Having spent his childhood in a largely rural region in Upstate New York, Sabol naturally developed a keen interest in farming techniques and applied to Cornell as an agricultural science major. Once here, however, he realized his interests lay more specifically in plant pathology, a related field that puts emphasis on analyzing food crops and devising techniques to increase their resistance to diseases.
“Analyzing the pathogens affecting these food crops helps us determine what mechanisms they’re using and how we can alter this process to protect the crops.”
How Pathogens Invade Crops, Causing Disease
At the Bogdanove lab, Sabol analyzes bacteria leaf streak and bacteria leaf blight, two pathogens that regularly damage rice crops throughout the world. The bacteria secrete specific proteins into plant cells known as transcription activator-like effectors (TALEs). TALEs travel to the plant cell nucleus, bind to specific DNA sequences in the plant genome, and increase the levels of expression of nearby genes. Some of these changes in gene expression make the plant susceptible to further invasion by the bacteria and disease development. Identifying the TALEs' target—the genes that are turned up—and how those genes function will help scientists develop new ways to prevent disease.
The exact sequence of DNA to which a TAL effector binds is determined by a region of the protein known as the central repeat region (CRR), which contains a number of tandem repeats. These repeats are most often composed of 34 amino acids, which form the fundamental building blocks of proteins. The twelfth and thirteenth amino acids in each repeat vary and together determine to which nucleotide—the fundamental constituents of DNA—the repeat binds. TALEs evolve to target different DNA sequences in the plant by exchanging blocks of repeats and by changing the amino acids at positions 12 and 13. This modular mechanism of DNA recognition allows researchers to engineer TALEs to bind new DNA sequences simply by assembling repeats with the necessary amino acids into a custom CRR.
Protecting Rice against Pathogens
Sabol is working on one of the primary methods for improving rice resistance to pathogens, using TALEs. The method entails identifying TALE binding sites in the rice genome and consequently breeding naturally occurring sequence variants at the site. Or it could also mean directly changing the DNA sequence at those sites through genome editing—preventing TALEs from binding and activating the susceptibility genes. Sabol explains that the process involves designing and building custom repeats with different amino acids at positions 12 and 13 and using them to make designer TAL effectors (dTALEs).
These dTALEs are then utilized to provide data for TALE binding site prediction programs. Using these programs, plant pathologists can input the amino acid sequences of TAL effectors found in the bacteria and predict potential binding sites in rice. Once tested and confirmed, these predicted sites can then be modified through breeding or genome editing, and the resulting rice lines can be tested for their ability to better withstand bacterial attack.
Although the process seems straightforward, Sabol adds that new challenges constantly emerge as he progresses with his work. For example, he is researching the effect of neighboring genetic sequences on the preferential binding process.

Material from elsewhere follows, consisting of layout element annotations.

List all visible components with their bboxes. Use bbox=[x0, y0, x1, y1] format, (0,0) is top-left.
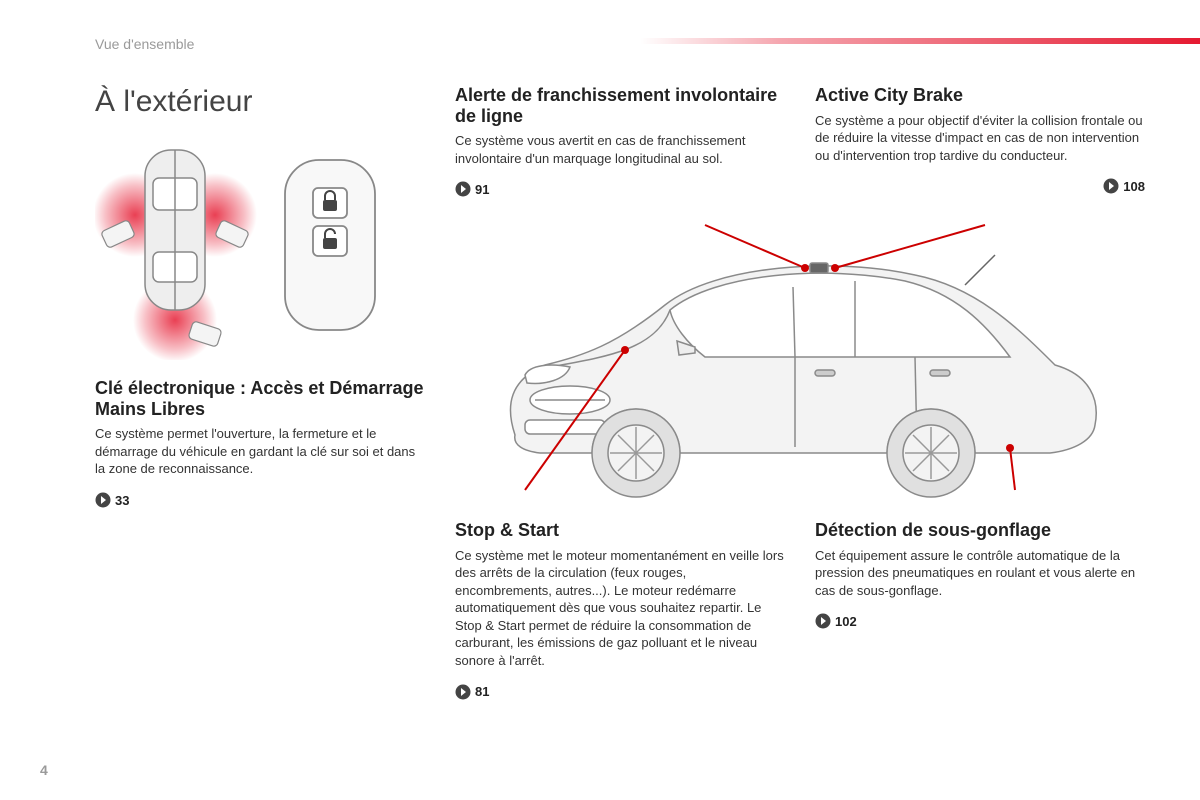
page-ref-number: 81 bbox=[475, 684, 489, 699]
page-ref-icon bbox=[815, 613, 831, 629]
feature-title: Détection de sous-gonflage bbox=[815, 520, 1145, 541]
page-ref-number: 108 bbox=[1123, 179, 1145, 194]
page-ref-icon bbox=[1103, 178, 1119, 194]
feature-description: Ce système permet l'ouverture, la fermet… bbox=[95, 425, 425, 478]
page-title: À l'extérieur bbox=[95, 85, 252, 119]
feature-title: Active City Brake bbox=[815, 85, 1145, 106]
feature-description: Ce système a pour objectif d'éviter la c… bbox=[815, 112, 1145, 165]
feature-lane-departure: Alerte de franchissement involontaire de… bbox=[455, 85, 785, 197]
page-ref-number: 33 bbox=[115, 493, 129, 508]
page-reference: 91 bbox=[455, 181, 785, 197]
car-topview-icon bbox=[145, 150, 205, 310]
page-reference: 102 bbox=[815, 613, 1145, 629]
page-ref-number: 91 bbox=[475, 182, 489, 197]
page-reference: 81 bbox=[455, 684, 785, 700]
page-ref-icon bbox=[455, 684, 471, 700]
car-body-icon bbox=[510, 255, 1096, 453]
page-number: 4 bbox=[40, 762, 48, 778]
page-ref-icon bbox=[455, 181, 471, 197]
page-ref-icon bbox=[95, 492, 111, 508]
page-reference: 108 bbox=[815, 178, 1145, 194]
feature-description: Cet équipement assure le contrôle automa… bbox=[815, 547, 1145, 600]
page-reference: 33 bbox=[95, 492, 425, 508]
feature-title: Clé électronique : Accès et Démarrage Ma… bbox=[95, 378, 425, 419]
car-side-illustration bbox=[455, 215, 1135, 505]
feature-description: Ce système vous avertit en cas de franch… bbox=[455, 132, 785, 167]
feature-description: Ce système met le moteur momentanément e… bbox=[455, 547, 785, 670]
feature-stop-start: Stop & Start Ce système met le moteur mo… bbox=[455, 520, 785, 700]
page-ref-number: 102 bbox=[835, 614, 857, 629]
feature-title: Alerte de franchissement involontaire de… bbox=[455, 85, 785, 126]
feature-tire-pressure: Détection de sous-gonflage Cet équipemen… bbox=[815, 520, 1145, 629]
feature-active-city-brake: Active City Brake Ce système a pour obje… bbox=[815, 85, 1145, 194]
feature-title: Stop & Start bbox=[455, 520, 785, 541]
header-accent-bar bbox=[640, 38, 1200, 44]
key-remote-illustration bbox=[95, 130, 395, 360]
remote-icon bbox=[285, 160, 375, 330]
feature-electronic-key: Clé électronique : Accès et Démarrage Ma… bbox=[95, 378, 425, 508]
section-label: Vue d'ensemble bbox=[95, 36, 194, 52]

“I have learnt to appreciate the level of sophisticated technology which I get to handle, in terms of both equipment and the specifics of research, on an everyday basis.”

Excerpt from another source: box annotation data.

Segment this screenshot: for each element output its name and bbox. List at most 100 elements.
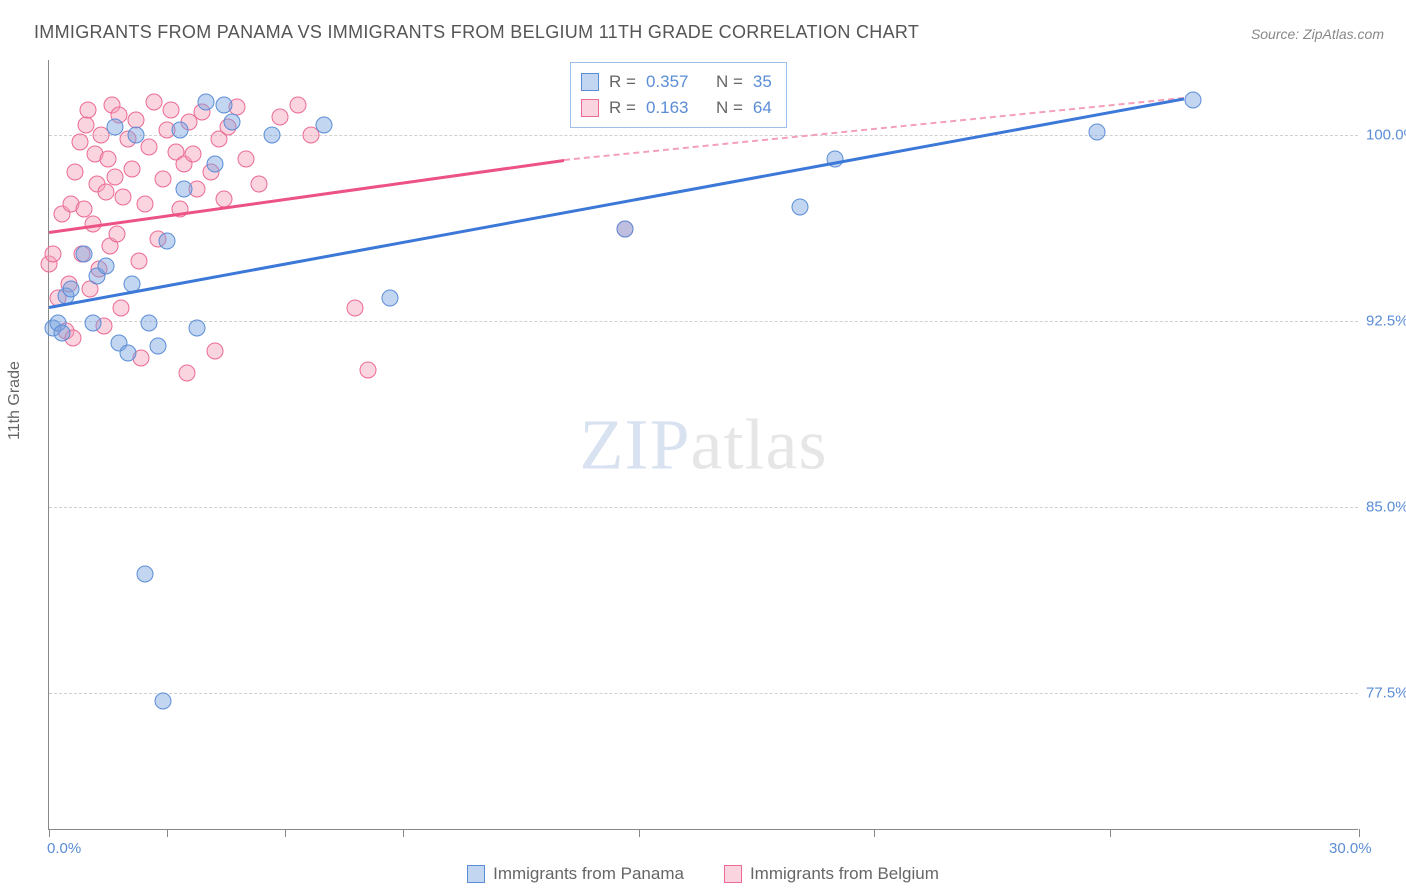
scatter-point-panama: [206, 156, 223, 173]
scatter-point-panama: [792, 198, 809, 215]
scatter-point-panama: [119, 345, 136, 362]
scatter-point-belgium: [67, 163, 84, 180]
n-value-belgium: 64: [753, 95, 772, 121]
bottom-legend: Immigrants from Panama Immigrants from B…: [0, 864, 1406, 884]
legend-swatch-panama: [581, 73, 599, 91]
scatter-point-panama: [224, 114, 241, 131]
r-label: R =: [609, 95, 636, 121]
n-value-panama: 35: [753, 69, 772, 95]
scatter-point-belgium: [346, 300, 363, 317]
x-tick: [1359, 829, 1360, 837]
x-tick-label: 0.0%: [47, 840, 81, 857]
gridline-h: [49, 693, 1358, 694]
legend-item-belgium: Immigrants from Belgium: [724, 864, 939, 884]
scatter-point-belgium: [123, 161, 140, 178]
scatter-point-belgium: [113, 300, 130, 317]
x-tick: [285, 829, 286, 837]
n-label: N =: [716, 69, 743, 95]
scatter-point-panama: [189, 320, 206, 337]
gridline-h: [49, 507, 1358, 508]
scatter-point-panama: [75, 245, 92, 262]
scatter-point-panama: [158, 233, 175, 250]
scatter-point-panama: [84, 315, 101, 332]
scatter-point-belgium: [154, 171, 171, 188]
legend-label-panama: Immigrants from Panama: [493, 864, 684, 884]
gridline-h: [49, 135, 1358, 136]
scatter-point-panama: [176, 181, 193, 198]
x-tick: [639, 829, 640, 837]
chart-title: IMMIGRANTS FROM PANAMA VS IMMIGRANTS FRO…: [34, 22, 919, 43]
source-label: Source:: [1251, 26, 1303, 42]
scatter-point-panama: [154, 692, 171, 709]
scatter-point-panama: [617, 220, 634, 237]
x-tick: [403, 829, 404, 837]
r-value-panama: 0.357: [646, 69, 696, 95]
gridline-h: [49, 321, 1358, 322]
scatter-point-belgium: [185, 146, 202, 163]
scatter-point-panama: [1089, 124, 1106, 141]
scatter-point-belgium: [206, 342, 223, 359]
scatter-point-belgium: [137, 196, 154, 213]
n-label: N =: [716, 95, 743, 121]
scatter-point-belgium: [359, 362, 376, 379]
scatter-point-panama: [381, 290, 398, 307]
legend-item-panama: Immigrants from Panama: [467, 864, 684, 884]
watermark-atlas: atlas: [691, 404, 828, 484]
scatter-point-panama: [128, 126, 145, 143]
scatter-point-belgium: [99, 151, 116, 168]
legend-swatch-belgium: [581, 99, 599, 117]
r-label: R =: [609, 69, 636, 95]
scatter-point-belgium: [106, 168, 123, 185]
legend-row-belgium: R = 0.163 N = 64: [581, 95, 772, 121]
scatter-point-panama: [62, 280, 79, 297]
y-tick-label: 85.0%: [1366, 499, 1406, 516]
chart-plot-area: ZIPatlas 77.5%85.0%92.5%100.0%0.0%30.0%: [48, 60, 1358, 830]
legend-row-panama: R = 0.357 N = 35: [581, 69, 772, 95]
scatter-point-panama: [263, 126, 280, 143]
x-tick-label: 30.0%: [1329, 840, 1372, 857]
scatter-point-belgium: [71, 133, 88, 150]
y-axis-label: 11th Grade: [6, 361, 24, 440]
source-value: ZipAtlas.com: [1303, 26, 1384, 42]
scatter-point-belgium: [108, 225, 125, 242]
scatter-point-panama: [106, 119, 123, 136]
scatter-point-belgium: [250, 176, 267, 193]
scatter-point-belgium: [178, 364, 195, 381]
x-tick: [1110, 829, 1111, 837]
scatter-point-panama: [316, 116, 333, 133]
x-tick: [167, 829, 168, 837]
scatter-point-belgium: [141, 138, 158, 155]
y-tick-label: 100.0%: [1366, 126, 1406, 143]
watermark-zip: ZIP: [580, 404, 691, 484]
legend-swatch-belgium: [724, 865, 742, 883]
correlation-legend-box: R = 0.357 N = 35 R = 0.163 N = 64: [570, 62, 787, 128]
scatter-point-belgium: [130, 253, 147, 270]
x-tick: [874, 829, 875, 837]
x-tick: [49, 829, 50, 837]
r-value-belgium: 0.163: [646, 95, 696, 121]
scatter-point-belgium: [163, 101, 180, 118]
scatter-point-belgium: [237, 151, 254, 168]
scatter-point-belgium: [78, 116, 95, 133]
scatter-point-panama: [137, 566, 154, 583]
scatter-point-belgium: [80, 101, 97, 118]
scatter-point-panama: [1185, 91, 1202, 108]
scatter-point-belgium: [289, 96, 306, 113]
scatter-point-belgium: [45, 245, 62, 262]
scatter-point-panama: [141, 315, 158, 332]
scatter-point-panama: [172, 121, 189, 138]
legend-label-belgium: Immigrants from Belgium: [750, 864, 939, 884]
watermark: ZIPatlas: [580, 403, 828, 486]
scatter-point-belgium: [272, 109, 289, 126]
scatter-point-belgium: [145, 94, 162, 111]
legend-swatch-panama: [467, 865, 485, 883]
scatter-point-panama: [54, 325, 71, 342]
scatter-point-panama: [198, 94, 215, 111]
scatter-point-belgium: [97, 183, 114, 200]
scatter-point-belgium: [115, 188, 132, 205]
scatter-point-panama: [97, 258, 114, 275]
y-tick-label: 92.5%: [1366, 312, 1406, 329]
scatter-point-panama: [215, 96, 232, 113]
source-attribution: Source: ZipAtlas.com: [1251, 26, 1384, 42]
y-tick-label: 77.5%: [1366, 685, 1406, 702]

“In certain cases, we have observed that while there is a 90 percent chance that a bacterial protein will bind with the predicted genetic sequence in the crop cell, it may sometimes bind with an entirely different sequence along the cell’s DNA strand. We know that the neighboring genetic sequences have a decisive impact on this process, and we’re currently evaluating how exactly they affect the binding process.”
The Joy of Using Innovative Technology
Sabol’s favorite part of the research process, he states, is the constant engagement with cutting-edge technology and newer, improved methods of analyzing food crops and genetic engineering. “Whenever I find out about a new process or piece of technology which I can use in the lab, I’m eager to see how I can incorporate it into my work and how it can help me improve my research. As someone who did not experience any significant exposure to scientific research before Cornell, I have learnt to appreciate the level of sophisticated technology which I get to handle, in terms of both equipment and the specifics of research, on an everyday basis.”
Although he had initially planned to pursue graduate school upon completing his undergraduate degree, Sabol says he has re-evaluated his decision and now plans to work at a research facility after his senior year. In the longer term, he aims to found an entrepreneurial venture through which he can make a significant positive impact in the food security sector.
“If food security problems are solved, I’m confident that a lot of other issues arising from them, including food-related conflicts and economic imbalances, can be simultaneously dealt with,” he says.